If the guts of your shock are too short they will not form a good seal against the threaded shock bottom. You can verify this by flipping your shock upside down and pressing lightly on the hat bushing with a small hex driver. If the hat bushing pushes in with light pressure applied, your shock likely is not making a good bottom seal. At this point, you have two choices. First you can add an additional spacer to the center shock spacer which will lengthen your overall setup. This gets tricky because adding a small spacer can make your setup too long, so some sanding of the center spacer to get it just right is often required. A second option which I have been using with quite a bit of success is to swap out to the top o-ring. The old associated red o-rings were notorious for swelling which would cause your setup to bind, however in some cases we can use this slight swelling to our advantage. By replacing the top X-Ring (AE# 91493) with a Red O-ring (AE# 5407), through intended swelling, we are adding a little pressure to the threaded bottom cap. I recommend keeping an X-Ring at the bottom ofyour shock as it is freer and seals better. With the slight added pressure from the top o-ring pressing down, this setup keeps your shocks sealed without sacrificing smoothness. It may seem odd to run two different style o-rings, but experimentation is half the fun of RC racing.
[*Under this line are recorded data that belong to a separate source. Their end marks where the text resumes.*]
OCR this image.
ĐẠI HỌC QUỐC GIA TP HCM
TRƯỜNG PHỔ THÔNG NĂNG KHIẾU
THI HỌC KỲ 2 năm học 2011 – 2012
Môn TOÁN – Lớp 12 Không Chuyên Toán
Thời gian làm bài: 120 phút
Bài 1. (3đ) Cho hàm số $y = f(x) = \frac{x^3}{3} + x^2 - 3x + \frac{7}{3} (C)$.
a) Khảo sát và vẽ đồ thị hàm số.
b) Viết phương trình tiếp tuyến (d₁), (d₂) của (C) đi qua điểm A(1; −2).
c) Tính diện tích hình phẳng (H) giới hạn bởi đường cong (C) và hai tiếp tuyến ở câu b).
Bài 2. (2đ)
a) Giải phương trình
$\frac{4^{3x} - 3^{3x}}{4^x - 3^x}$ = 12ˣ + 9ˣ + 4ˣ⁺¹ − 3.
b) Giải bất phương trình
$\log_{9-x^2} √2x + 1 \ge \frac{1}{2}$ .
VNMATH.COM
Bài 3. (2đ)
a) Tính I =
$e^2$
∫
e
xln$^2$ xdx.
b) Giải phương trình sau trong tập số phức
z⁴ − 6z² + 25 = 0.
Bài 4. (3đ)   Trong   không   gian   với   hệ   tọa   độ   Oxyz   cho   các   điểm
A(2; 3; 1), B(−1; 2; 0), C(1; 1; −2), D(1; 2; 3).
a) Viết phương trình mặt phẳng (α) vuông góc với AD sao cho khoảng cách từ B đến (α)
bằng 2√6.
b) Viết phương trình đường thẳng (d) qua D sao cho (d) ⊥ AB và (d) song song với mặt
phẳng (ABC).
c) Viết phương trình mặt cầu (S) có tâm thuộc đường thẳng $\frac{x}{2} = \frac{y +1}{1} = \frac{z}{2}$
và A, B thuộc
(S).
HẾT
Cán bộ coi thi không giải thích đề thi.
If you check your initial build with stock internals and find that the shock is not as free as it could be, it may be binding. If it is binding, simply sanding small amounts off the center spacer will solve this problem. Just remember to sand tiny amounts and recheck your setup, you want to get this "balance" between sealed and not binding just right.

Another technique you can try to get the o-ring dimensions just right is to soak them in silicon oil. While we discussed how the Red O-rings swell considerably, the x-rings will also swell ever so slightly. If you feel like the bottom seal is very close to being right, but it is slightly loose you can try the following technique with your x-rings. Take your shock apart and soak the rings in a small plastic bag with shock oil. Do this for a few hours and rebuild your shocks. The x-rings will not swell much, but it may be all you need to get the balance right.

Now that we are doing everything we can to ensure good fitment, I like to add the following JConcepts components for looks as well as performance. First, JConcepts Fin Shock Bottom Cap (#2492); not only does this component add bling to your shocks it also provides knurled portion for added grip and seats the hat bushing perfectly. I use the Fin Shock Caps (#2490) as they replace the plastic caps with aluminum which helps with durability and allows you to tighten the bleeder screws without worrying of stripping the plastic. Lastly, I use the Fin Spring Cup (#2493) and Fin Shock Collar (#2491) to ensure my springs are aligned perfectly and do not rub against the shock body. Also, the JConcepts shock collars have a demarcation notch which allows you to precisely adjust your ride height without using calipers. Combining these shock upgrades with proper building technique is a potent combination.

As you can see, quality shock building is a skill refined over time. If you keep the goal focused on trying to find the "balance" between a good tight seal while maintaining minimal bind, you will be successful. It certainly takes more effort on the initial build, but once you get the balance your right, your shocks should not need adjustment to the internals for a long time. You will also be rewarded by multiple hours of run time and when you re-check your ride height and rebound they should be pretty spot on.